"Around 30 Percent of Global Assets Are Sustainably Managed"
Béatrice Fischer, Head of Communications & Marketing at the Swiss Universal Bank, is also responsible for the bank's offering in the Philanthropy & Sustainable Investments area for our clients. She believes there is considerable potential in the sustainability segment.
Ursula Nötzli Breinlinger: The topic of sustainability is very much in vogue. What should investors understand by the term "sustainable investing"?
Béatrice Fischer: The aim of sustainable investing is to combine financial returns with positive repercussions for the environment and society. The investor strives to build up a comprehensive view that also includes non-financial factors. In investment decisions, the investor also takes into account sustainability aspects, i.e. social factors, the corporate governance of the companies in question, and environmental aspects – also known as the ESG criteria: Environmental, Social, Governance.
How popular is sustainable investing in Switzerland?
Viewed in global terms, around 30 percent of professionally managed assets are now managed on a sustainable basis, and the rising trend is very pronounced. In Switzerland the market volume of such assets is still relatively low and currently amounts to around 192 billion Swiss francs. However, the growth rate is remarkable.
How is Credit Suisse positioned in this market?
We have been active in the area of sustainable investing for around 15 years. Credit Suisse now has a market share of just under 12 percent in Switzerland, which makes us the second biggest player in this market. An important step in the development of our sustainability offering was the co-founding of responsability. Responsbility is currently the leading provider of "impact investments" and remains an important partner for us.
We have been active in the area of sustainable investing for around 15 years.
Are there specific client groups that are particularly interested in this topic?
We are witnessing a significant rise in interest in all client groups, both in the private client and institutional client areas. We see considerable potential for the sustainability theme among socially and environmentally aware client groups such as millennials, female investors, and entrepreneurs. The latter are often confronted with sustainability issues in the management of their companies and are developing a corresponding interest in this area. On top of this you have to factor in the 13,000 charitable foundations in Switzerland. They have been obliged by Swiss Foundation Code to align their investments with the specific foundation purpose as well as with sustainability criteria since 2015. Pension funds are also increasingly confronted with a desire on the part of their insured members to invest their retirement assets sustainably. On the basis of the sheer volume of assets under management, this market offers interesting opportunities.
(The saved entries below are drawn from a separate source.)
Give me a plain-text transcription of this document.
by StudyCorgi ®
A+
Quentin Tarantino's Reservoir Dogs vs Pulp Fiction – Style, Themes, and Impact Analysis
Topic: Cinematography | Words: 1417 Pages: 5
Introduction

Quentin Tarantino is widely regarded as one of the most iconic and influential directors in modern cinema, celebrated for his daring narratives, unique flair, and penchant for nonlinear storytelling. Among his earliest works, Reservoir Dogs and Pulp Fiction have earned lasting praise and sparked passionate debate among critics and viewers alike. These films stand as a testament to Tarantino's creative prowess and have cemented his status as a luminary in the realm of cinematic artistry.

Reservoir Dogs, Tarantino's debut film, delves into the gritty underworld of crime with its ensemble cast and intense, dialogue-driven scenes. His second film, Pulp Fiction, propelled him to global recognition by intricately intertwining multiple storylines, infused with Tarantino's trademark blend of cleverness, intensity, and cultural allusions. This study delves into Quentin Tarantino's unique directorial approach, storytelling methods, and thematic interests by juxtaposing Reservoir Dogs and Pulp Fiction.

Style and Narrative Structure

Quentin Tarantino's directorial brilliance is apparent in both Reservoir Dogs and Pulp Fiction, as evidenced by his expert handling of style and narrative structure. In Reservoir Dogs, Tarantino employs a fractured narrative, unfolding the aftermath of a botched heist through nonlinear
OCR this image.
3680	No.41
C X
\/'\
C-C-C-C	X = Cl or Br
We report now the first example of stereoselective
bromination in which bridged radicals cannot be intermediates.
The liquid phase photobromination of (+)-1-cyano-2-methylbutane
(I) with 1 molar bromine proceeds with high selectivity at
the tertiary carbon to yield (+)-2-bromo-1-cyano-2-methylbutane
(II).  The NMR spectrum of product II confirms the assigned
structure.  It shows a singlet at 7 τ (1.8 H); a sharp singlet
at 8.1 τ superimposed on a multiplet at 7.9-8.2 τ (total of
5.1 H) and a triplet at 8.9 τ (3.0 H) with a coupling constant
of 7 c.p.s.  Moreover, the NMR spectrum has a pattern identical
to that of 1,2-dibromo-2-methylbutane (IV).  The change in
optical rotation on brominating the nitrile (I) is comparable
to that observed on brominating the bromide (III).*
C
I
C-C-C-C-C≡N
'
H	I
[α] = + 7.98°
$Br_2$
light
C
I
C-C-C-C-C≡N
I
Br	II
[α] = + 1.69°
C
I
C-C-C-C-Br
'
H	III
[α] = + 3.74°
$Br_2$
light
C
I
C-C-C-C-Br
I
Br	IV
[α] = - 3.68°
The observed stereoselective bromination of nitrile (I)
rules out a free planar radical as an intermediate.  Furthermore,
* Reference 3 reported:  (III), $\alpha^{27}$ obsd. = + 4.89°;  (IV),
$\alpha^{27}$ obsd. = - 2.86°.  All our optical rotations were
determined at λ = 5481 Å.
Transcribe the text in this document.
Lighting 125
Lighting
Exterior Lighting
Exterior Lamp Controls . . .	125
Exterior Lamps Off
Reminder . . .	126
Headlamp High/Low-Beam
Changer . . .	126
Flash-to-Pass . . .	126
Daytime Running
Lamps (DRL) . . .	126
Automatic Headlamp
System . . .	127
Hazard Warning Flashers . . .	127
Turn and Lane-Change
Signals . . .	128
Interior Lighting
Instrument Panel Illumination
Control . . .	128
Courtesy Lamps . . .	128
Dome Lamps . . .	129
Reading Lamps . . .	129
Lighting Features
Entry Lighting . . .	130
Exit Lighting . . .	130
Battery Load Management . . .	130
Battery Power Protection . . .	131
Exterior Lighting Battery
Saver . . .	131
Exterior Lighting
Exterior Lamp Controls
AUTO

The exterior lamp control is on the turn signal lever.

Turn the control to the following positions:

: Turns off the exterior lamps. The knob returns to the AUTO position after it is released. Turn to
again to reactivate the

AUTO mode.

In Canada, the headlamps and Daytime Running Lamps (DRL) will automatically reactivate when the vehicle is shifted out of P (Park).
How does Credit Suisse engage with the topic of sustainable investments to give these client groups the most extensive possible offering? How does Credit Suisse make sure to provide these client groups with the most extensive offering?
We offer our clients both sustainable portfolio solutions and sustainable individual products. Two of our flagship sub-areas are Impact Investments and Sustainable Real Estate. Impact Investments focuses on sectors such as microfinance, socially-oriented companies, sustainable agriculture and fair trade, as well as higher education in emerging and developing countries. The Sustainable Real Estate area offers innovative products that invest in climate-neutral properties in both Switzerland and Europe. The potential for sustainable properties is huge, as real estate is responsible for 30 percent of all global CO2 emissions.
Credit Suisse was the first company in Switzerland to operate on a climate-neutral basis, and the bank has operated on a climate-neutral basis globally since 2010.
Credit Suisse is also committed to sustainable development through a number of different initiatives. How do you leverage this expertise and experience for clients when it comes to developing products and solutions?
Microfinance, education, and environmental protection are themes that we make a significant commitment to as a company. Credit Suisse was the first company in Switzerland to operate on a climate-neutral basis, and the bank has operated on a climate-neutral basis globally since 2010. In collaboration with Siemens and Wincasa, we are reducing our CO2 emissions in almost all our 1200 properties. We use the experience gained through this process for product development: We have launched the first sustainable real estate fund in Switzerland and the first climate-neutral real estate fund in Europe. Credit Suisse also plays a pioneering role in the area of environmental protection financing. We work together with NGOs and foundations to develop innovative products in this area. Obviously this also means involving our employees and giving them opportunities to volunteer on sustainability projects.
In the world of finance, the word "sustainable" still conjures up an image of something that is expensive and performs poorly. How would you respond to that?
Credit Suisse would argue that sustainable investments do not suffer from structural underperformance. A number of studies have shown that ESG criteria have a positive impact on risk/return profiles. Incorporating impact investments or real estate building blocks into a portfolio increases diversification, as these instruments have little or no correlation with the traditional financial market. Last but not least, the motivation to invest sustainably is important in itself: Some investors want their portfolios to reflect their personal values. Additionally, institutional clients in particular deliberately use the non-material criteria I mentioned to reduce risks, as these can often have significant financial repercussions.